I was very young when I first became aware that I was different to other people. At first it wasn’t clear what it was, that was different, but something wasn’t quite right. People would sometimes look at me with an angry face, when I thought they should be smiling. Sometimes they would shout when I thought they should be laughing. When I met new people I wanted to make them like me so I would pretend to fall over in a funny way, so that they would notice and engage with me. As I grew up, more and more I became aware that I didn’t interpret the world in the same way as others.
When I was little, so many adults would come and go, some would talk and play with me but most would talk about me, then leave. The ones that stayed, even for a little while, I needed more and more. I would hurt myself when I was frustrated or angry that they were leaving, even just to go in another room. I would scream and they would come running back. I thought it was a good way to keep them near me.
When I was put to bed I would make up excuses as to why I couldn’t go to sleep yet. ‘I forgot to brush my teeth’, ‘I didn’t brush my hair’, ‘I’m too hot', ‘I left my teddy downstairs’ or anything else I could think of. I would ask endless questions about anything. ‘When its time to wake up will you make my breakfast?’, ‘Yes’ they would respond ‘Why?’ I would ask in an attempt to draw them into a conversation about things I knew the answers to just to stop them from leaving.

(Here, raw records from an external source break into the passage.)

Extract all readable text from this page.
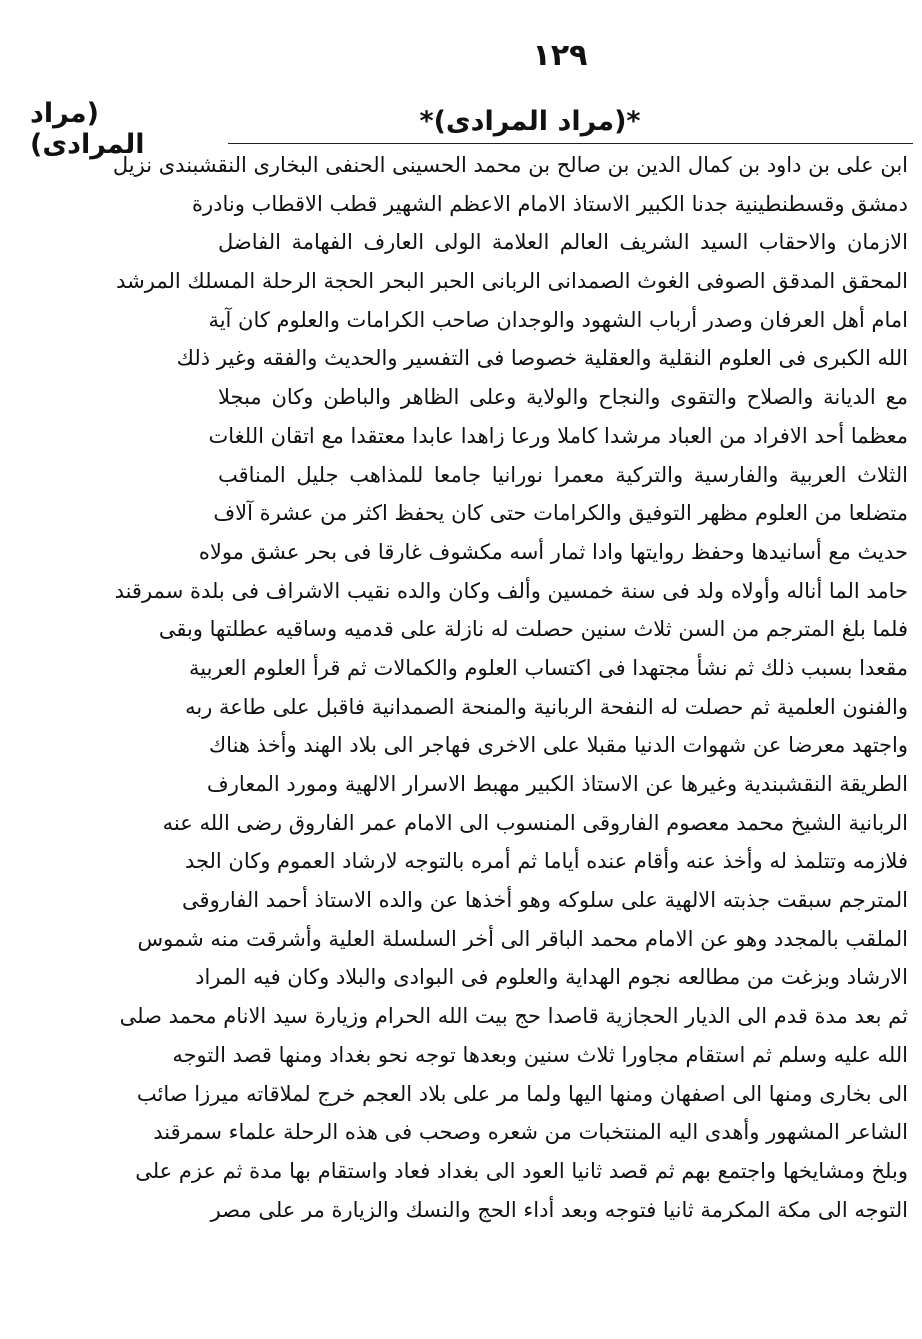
١٢٩
(مراد المرادى)
*(مراد المرادى)*
ابن على بن داود بن كمال الدين بن صالح بن محمد الحسينى الحنفى البخارى النقشبندى نزيل
دمشق وقسطنطينية جدنا الكبير الاستاذ الامام الاعظم الشهير قطب الاقطاب ونادرة
الازمان والاحقاب السيد الشريف العالم العلامة الولى العارف الفهامة الفاضل
المحقق المدقق الصوفى الغوث الصمدانى الربانى الحبر البحر الحجة الرحلة المسلك المرشد
امام أهل العرفان وصدر أرباب الشهود والوجدان صاحب الكرامات والعلوم كان آية
الله الكبرى فى العلوم النقلية والعقلية خصوصا فى التفسير والحديث والفقه وغير ذلك
مع الديانة والصلاح والتقوى والنجاح والولاية وعلى الظاهر والباطن وكان مبجلا
معظما أحد الافراد من العباد مرشدا كاملا ورعا زاهدا عابدا معتقدا مع اتقان اللغات
الثلاث العربية والفارسية والتركية معمرا نورانيا جامعا للمذاهب جليل المناقب
متضلعا من العلوم مظهر التوفيق والكرامات حتى كان يحفظ اكثر من عشرة آلاف
حديث مع أسانيدها وحفظ روايتها وادا ثمار أسه مكشوف غارقا فى بحر عشق مولاه
حامد الما أناله وأولاه ولد فى سنة خمسين وألف وكان والده نقيب الاشراف فى بلدة سمرقند
فلما بلغ المترجم من السن ثلاث سنين حصلت له نازلة على قدميه وساقيه عطلتها وبقى
مقعدا بسبب ذلك ثم نشأ مجتهدا فى اكتساب العلوم والكمالات ثم قرأ العلوم العربية
والفنون العلمية ثم حصلت له النفحة الربانية والمنحة الصمدانية فاقبل على طاعة ربه
واجتهد معرضا عن شهوات الدنيا مقبلا على الاخرى فهاجر الى بلاد الهند وأخذ هناك
الطريقة النقشبندية وغيرها عن الاستاذ الكبير مهبط الاسرار الالهية ومورد المعارف
الربانية الشيخ محمد معصوم الفاروقى المنسوب الى الامام عمر الفاروق رضى الله عنه
فلازمه وتتلمذ له وأخذ عنه وأقام عنده أياما ثم أمره بالتوجه لارشاد العموم وكان الجد
المترجم سبقت جذبته الالهية على سلوكه وهو أخذها عن والده الاستاذ أحمد الفاروقى
الملقب بالمجدد وهو عن الامام محمد الباقر الى أخر السلسلة العلية وأشرقت منه شموس
الارشاد وبزغت من مطالعه نجوم الهداية والعلوم فى البوادى والبلاد وكان فيه المراد
ثم بعد مدة قدم الى الديار الحجازية قاصدا حج بيت الله الحرام وزيارة سيد الانام محمد صلى
الله عليه وسلم ثم استقام مجاورا ثلاث سنين وبعدها توجه نحو بغداد ومنها قصد التوجه
الى بخارى ومنها الى اصفهان ومنها اليها ولما مر على بلاد العجم خرج لملاقاته ميرزا صائب
الشاعر المشهور وأهدى اليه المنتخبات من شعره وصحب فى هذه الرحلة علماء سمرقند
وبلخ ومشايخها واجتمع بهم ثم قصد ثانيا العود الى بغداد فعاد واستقام بها مدة ثم عزم على
التوجه الى مكة المكرمة ثانيا فتوجه وبعد أداء الحج والنسك والزيارة مر على مصر
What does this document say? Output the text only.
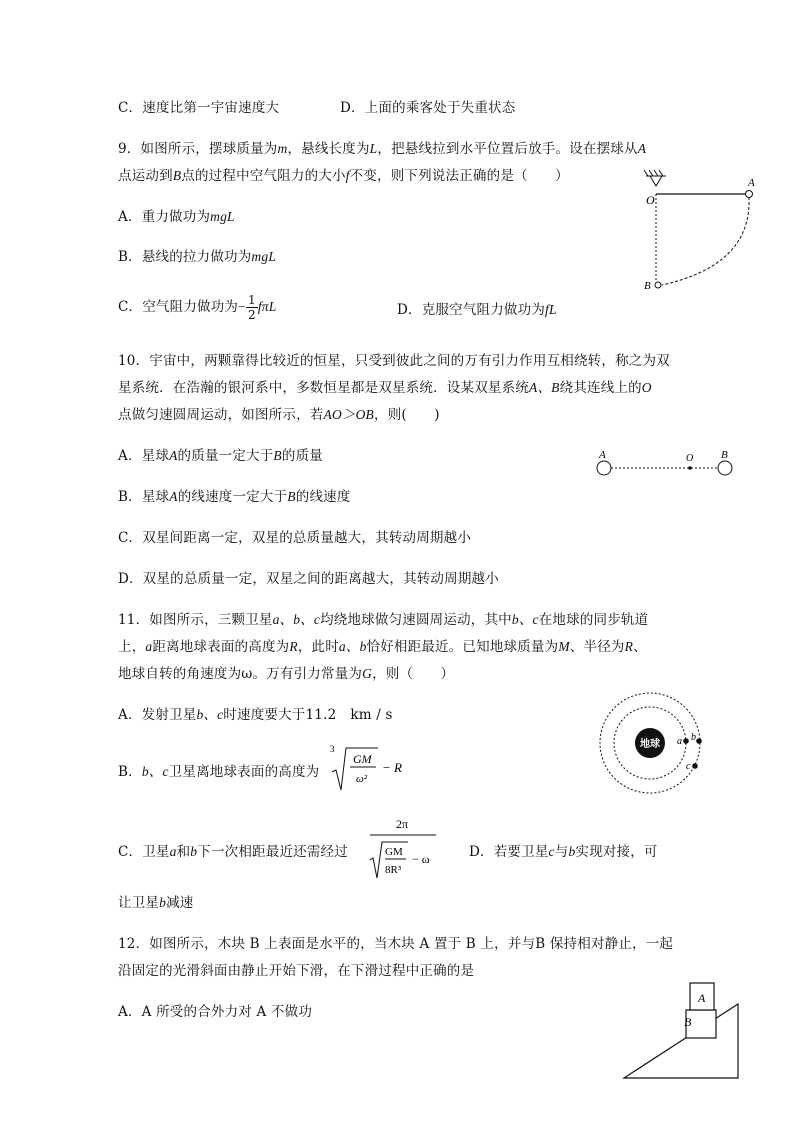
C．速度比第一宇宙速度大	D．上面的乘客处于失重状态
9．如图所示，摆球质量为m，悬线长度为L，把悬线拉到水平位置后放手。设在摆球从A
点运动到B点的过程中空气阻力的大小f不变，则下列说法正确的是（　　）
A．重力做功为mgL
B．悬线的拉力做功为mgL
C．空气阻力做功为− $\frac{1}{2}$ fπL	D．克服空气阻力做功为fL
O
A
B
10．宇宙中，两颗靠得比较近的恒星，只受到彼此之间的万有引力作用互相绕转，称之为双
星系统．在浩瀚的银河系中，多数恒星都是双星系统．设某双星系统A、B绕其连线上的O
点做匀速圆周运动，如图所示，若AO＞OB，则(　　)
A．星球A的质量一定大于B的质量
B．星球A的线速度一定大于B的线速度
C．双星间距离一定，双星的总质量越大，其转动周期越小
D．双星的总质量一定，双星之间的距离越大，其转动周期越小
A	O	B
11．如图所示，三颗卫星a、b、c均绕地球做匀速圆周运动，其中b、c在地球的同步轨道
上，a距离地球表面的高度为R，此时a、b恰好相距最近。已知地球质量为M、半径为R、
地球自转的角速度为ω。万有引力常量为G，则（　　）
A．发射卫星b、c时速度要大于11.2 km / s
B．b、c卫星离地球表面的高度为
3
GM
ω²
− R
C．卫星a和b下一次相距最近还需经过
2π
GM
8R³
− ω	D．若要卫星c与b实现对接，可
让卫星b减速
地球 a b
c
12．如图所示，木块 B 上表面是水平的，当木块 A 置于 B 上，并与B 保持相对静止，一起
沿固定的光滑斜面由静止开始下滑，在下滑过程中正确的是
A．A 所受的合外力对 A 不做功
A
B
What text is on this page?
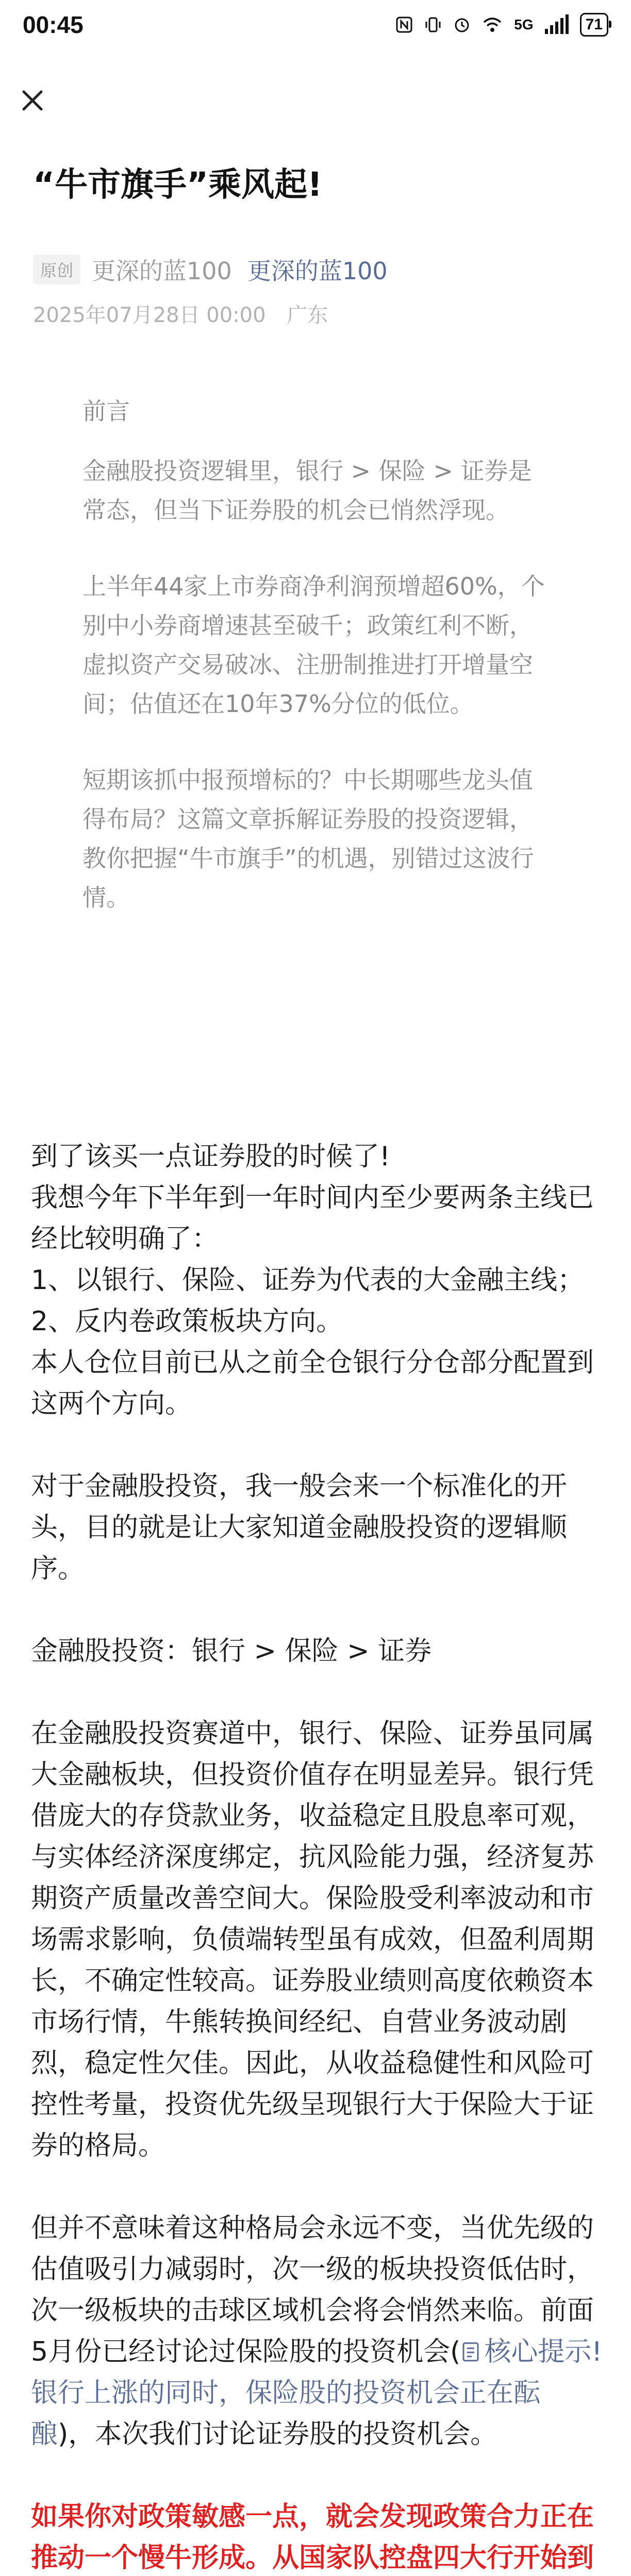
00:45	5G	71
“牛市旗手”乘风起!
原创 更深的蓝100 更深的蓝100
2025年07月28日 00:00 广东

前言

金融股投资逻辑里，银行 > 保险 > 证券是常态，但当下证券股的机会已悄然浮现。

上半年44家上市券商净利润预增超60%，个别中小券商增速甚至破千；政策红利不断，虚拟资产交易破冰、注册制推进打开增量空间；估值还在10年37%分位的低位。

短期该抓中报预增标的？中长期哪些龙头值得布局？这篇文章拆解证券股的投资逻辑，教你把握“牛市旗手”的机遇，别错过这波行情。

到了该买一点证券股的时候了!
我想今年下半年到一年时间内至少要两条主线已经比较明确了：
1、以银行、保险、证券为代表的大金融主线；
2、反内卷政策板块方向。
本人仓位目前已从之前全仓银行分仓部分配置到这两个方向。

对于金融股投资，我一般会来一个标准化的开头，目的就是让大家知道金融股投资的逻辑顺序。

金融股投资：银行 > 保险 > 证券

在金融股投资赛道中，银行、保险、证券虽同属大金融板块，但投资价值存在明显差异。银行凭借庞大的存贷款业务，收益稳定且股息率可观，与实体经济深度绑定，抗风险能力强，经济复苏期资产质量改善空间大。保险股受利率波动和市场需求影响，负债端转型虽有成效，但盈利周期长，不确定性较高。证券股业绩则高度依赖资本市场行情，牛熊转换间经纪、自营业务波动剧烈，稳定性欠佳。因此，从收益稳健性和风险可控性考量，投资优先级呈现银行大于保险大于证券的格局。

但并不意味着这种格局会永远不变，当优先级的估值吸引力减弱时，次一级的板块投资低估时，次一级板块的击球区域机会将会悄然来临。前面5月份已经讨论过保险股的投资机会( 核心提示! 银行上涨的同时，保险股的投资机会正在酝酿)，本次我们讨论证券股的投资机会。

如果你对政策敏感一点，就会发现政策合力正在推动一个慢牛形成。从国家队控盘四大行开始到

Then one day some people came to where I lived and showed me a book. It had pictures of people, called ‘Mummy’ and ‘Daddy’, there was a house, a bedroom and even a picture of a dog. I liked the book because it had George (Peppa Pigs Brother) on it and I liked George. They told me that these people were going to be my Mummy and Daddy. I didn’t know what that meant but they talked nicely to me so I liked it.
I’m a bit older and I now know what that means and I now learning to understand myself. You see, I was adopted and it was in that process that my now parents chose to love and understand me and more importantly help me understand me and what happens to me when people leave.
For the first 3 months I hit my Mummy, often as hard as I could. I broke every toy I was given and woke every night screaming at the top of my lungs. But they didn’t leave. They stayed and they hugged me when I tried to hit them, they kissed me when I hurt myself and they showed me how much they loved me everyday. They talked to me about my feelings and asked me about how I felt. Gradually I was able to share what I felt when people left and they were able to explain.